When we first meet Selam, she is preliterate, but Sibhat gives us access to the child’s thought processes, including her belief that she has a leopard inside her. For all of her ferocity, though, Selam is insightful and quite often ruefully amusing, noting at one point that “I have learned from life and from my father that the fall of one tyranny is the rise of another.”
After her mother embraces Protestantism, isolating their family from both the Orthodox Christian villagers and the local Marxist revolutionaries, Selam tentatively follows along, only to discover that the religion fails to answer many of her questions. After her favorite brother, himself a missionary, is killed in a freak accident, she “[wishes] to disappear from life somehow. Or to locate God, arrest him, and liberate everyone from His madness.”
And yet, she perseveres.

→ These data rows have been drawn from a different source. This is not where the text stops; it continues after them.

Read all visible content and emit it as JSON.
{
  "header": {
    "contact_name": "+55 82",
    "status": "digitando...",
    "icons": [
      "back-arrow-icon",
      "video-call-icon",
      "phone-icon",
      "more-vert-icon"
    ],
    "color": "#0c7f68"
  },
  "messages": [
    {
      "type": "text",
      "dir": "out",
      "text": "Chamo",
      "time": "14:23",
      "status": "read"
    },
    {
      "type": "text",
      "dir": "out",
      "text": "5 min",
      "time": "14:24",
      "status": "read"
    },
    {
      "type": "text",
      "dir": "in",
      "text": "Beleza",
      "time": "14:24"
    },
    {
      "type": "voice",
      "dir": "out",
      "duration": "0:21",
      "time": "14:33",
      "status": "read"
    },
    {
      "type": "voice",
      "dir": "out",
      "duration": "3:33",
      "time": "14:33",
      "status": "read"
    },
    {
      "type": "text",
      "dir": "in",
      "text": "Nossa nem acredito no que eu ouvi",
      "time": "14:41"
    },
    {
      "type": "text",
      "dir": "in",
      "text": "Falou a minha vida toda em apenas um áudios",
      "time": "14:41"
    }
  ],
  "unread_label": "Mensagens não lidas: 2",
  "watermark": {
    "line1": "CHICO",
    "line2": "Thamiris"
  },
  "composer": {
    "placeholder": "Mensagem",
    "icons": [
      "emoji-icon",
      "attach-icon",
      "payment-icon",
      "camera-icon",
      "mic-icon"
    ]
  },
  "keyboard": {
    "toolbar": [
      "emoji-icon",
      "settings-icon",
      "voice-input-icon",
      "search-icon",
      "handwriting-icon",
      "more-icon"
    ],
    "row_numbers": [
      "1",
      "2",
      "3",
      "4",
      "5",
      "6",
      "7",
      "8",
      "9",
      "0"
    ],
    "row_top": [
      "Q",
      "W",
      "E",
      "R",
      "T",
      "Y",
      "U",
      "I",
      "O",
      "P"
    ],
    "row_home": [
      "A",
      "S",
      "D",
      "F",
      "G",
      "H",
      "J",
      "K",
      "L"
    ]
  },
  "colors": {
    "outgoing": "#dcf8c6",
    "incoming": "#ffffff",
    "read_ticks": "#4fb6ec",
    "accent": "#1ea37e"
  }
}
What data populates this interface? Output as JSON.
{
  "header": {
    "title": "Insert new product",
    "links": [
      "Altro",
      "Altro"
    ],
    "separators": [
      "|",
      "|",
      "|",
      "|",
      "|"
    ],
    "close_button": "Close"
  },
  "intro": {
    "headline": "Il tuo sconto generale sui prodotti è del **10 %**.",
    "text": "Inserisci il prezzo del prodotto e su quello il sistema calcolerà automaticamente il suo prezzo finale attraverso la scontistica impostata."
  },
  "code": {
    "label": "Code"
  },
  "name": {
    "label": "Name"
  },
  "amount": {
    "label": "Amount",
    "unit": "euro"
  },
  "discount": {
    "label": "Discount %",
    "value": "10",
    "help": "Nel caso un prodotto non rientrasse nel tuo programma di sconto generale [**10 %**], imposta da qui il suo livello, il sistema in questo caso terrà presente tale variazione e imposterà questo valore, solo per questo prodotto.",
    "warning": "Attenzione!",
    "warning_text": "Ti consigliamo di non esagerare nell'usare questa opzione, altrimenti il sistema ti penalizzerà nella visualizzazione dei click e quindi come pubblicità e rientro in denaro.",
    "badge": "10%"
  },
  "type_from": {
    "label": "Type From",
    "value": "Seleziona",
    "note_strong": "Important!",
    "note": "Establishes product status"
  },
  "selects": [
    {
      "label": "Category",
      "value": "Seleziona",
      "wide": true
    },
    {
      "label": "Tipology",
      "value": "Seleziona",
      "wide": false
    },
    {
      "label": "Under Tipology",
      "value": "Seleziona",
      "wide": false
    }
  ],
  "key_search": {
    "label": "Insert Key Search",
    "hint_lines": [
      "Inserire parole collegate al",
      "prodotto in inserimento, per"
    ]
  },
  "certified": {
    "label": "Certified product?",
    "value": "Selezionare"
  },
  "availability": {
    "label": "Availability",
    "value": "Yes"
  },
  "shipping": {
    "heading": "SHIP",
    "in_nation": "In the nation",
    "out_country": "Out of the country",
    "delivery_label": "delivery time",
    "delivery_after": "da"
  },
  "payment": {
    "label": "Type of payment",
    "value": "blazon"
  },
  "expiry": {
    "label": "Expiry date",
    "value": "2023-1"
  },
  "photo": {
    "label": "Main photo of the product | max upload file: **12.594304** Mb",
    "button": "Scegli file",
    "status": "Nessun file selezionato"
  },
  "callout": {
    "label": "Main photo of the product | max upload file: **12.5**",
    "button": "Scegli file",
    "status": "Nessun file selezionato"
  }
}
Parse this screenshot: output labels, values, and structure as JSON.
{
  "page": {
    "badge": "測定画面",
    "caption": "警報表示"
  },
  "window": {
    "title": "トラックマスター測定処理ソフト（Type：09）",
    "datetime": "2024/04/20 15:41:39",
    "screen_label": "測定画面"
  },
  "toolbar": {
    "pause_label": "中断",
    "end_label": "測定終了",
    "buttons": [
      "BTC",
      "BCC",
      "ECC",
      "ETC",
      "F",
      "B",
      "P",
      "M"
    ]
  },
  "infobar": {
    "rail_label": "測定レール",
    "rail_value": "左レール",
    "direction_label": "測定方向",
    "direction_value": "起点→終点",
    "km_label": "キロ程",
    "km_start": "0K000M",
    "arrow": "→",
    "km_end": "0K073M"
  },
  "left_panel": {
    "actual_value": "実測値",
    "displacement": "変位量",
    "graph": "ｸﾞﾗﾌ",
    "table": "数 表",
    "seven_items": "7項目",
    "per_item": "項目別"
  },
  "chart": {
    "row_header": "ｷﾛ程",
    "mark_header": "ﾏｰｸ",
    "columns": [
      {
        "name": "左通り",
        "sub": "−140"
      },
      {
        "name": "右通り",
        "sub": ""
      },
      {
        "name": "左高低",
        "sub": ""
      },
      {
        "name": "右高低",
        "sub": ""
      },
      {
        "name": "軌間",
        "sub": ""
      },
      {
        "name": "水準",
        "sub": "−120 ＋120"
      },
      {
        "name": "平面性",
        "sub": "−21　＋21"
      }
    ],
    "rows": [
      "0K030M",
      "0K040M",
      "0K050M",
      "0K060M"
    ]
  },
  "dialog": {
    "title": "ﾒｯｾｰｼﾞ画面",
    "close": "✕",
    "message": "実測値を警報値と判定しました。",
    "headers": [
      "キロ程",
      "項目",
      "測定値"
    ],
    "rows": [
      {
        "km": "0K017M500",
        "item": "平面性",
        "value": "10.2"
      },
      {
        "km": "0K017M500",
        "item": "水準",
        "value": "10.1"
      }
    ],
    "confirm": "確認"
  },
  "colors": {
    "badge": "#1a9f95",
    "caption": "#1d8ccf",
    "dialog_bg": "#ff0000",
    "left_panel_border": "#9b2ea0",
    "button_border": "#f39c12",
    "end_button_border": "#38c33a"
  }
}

Fortunes change, and change again, and while she remains to the end of the book a difficult child, Selam learns to embrace the world’s inconsistencies. She is a little broken but unbowed. Her outlook on life is that of an old soul in a young body, well adapted for the capriciousness of her circumstances: “I used to want to reduce the number of people I love in order to protect my heart from destruction. I don’t think the devastation of living will ever stop. I might as well increase my enjoyment of love.”
Sibhat’s vivid narrative is captivating, particularly for its emotional depth, even as some of the events she depicts are shocking. She has achieved any fiction writer’s first goal—transporting the reader into another world—and has set the bar high for what promises to be a brilliant career.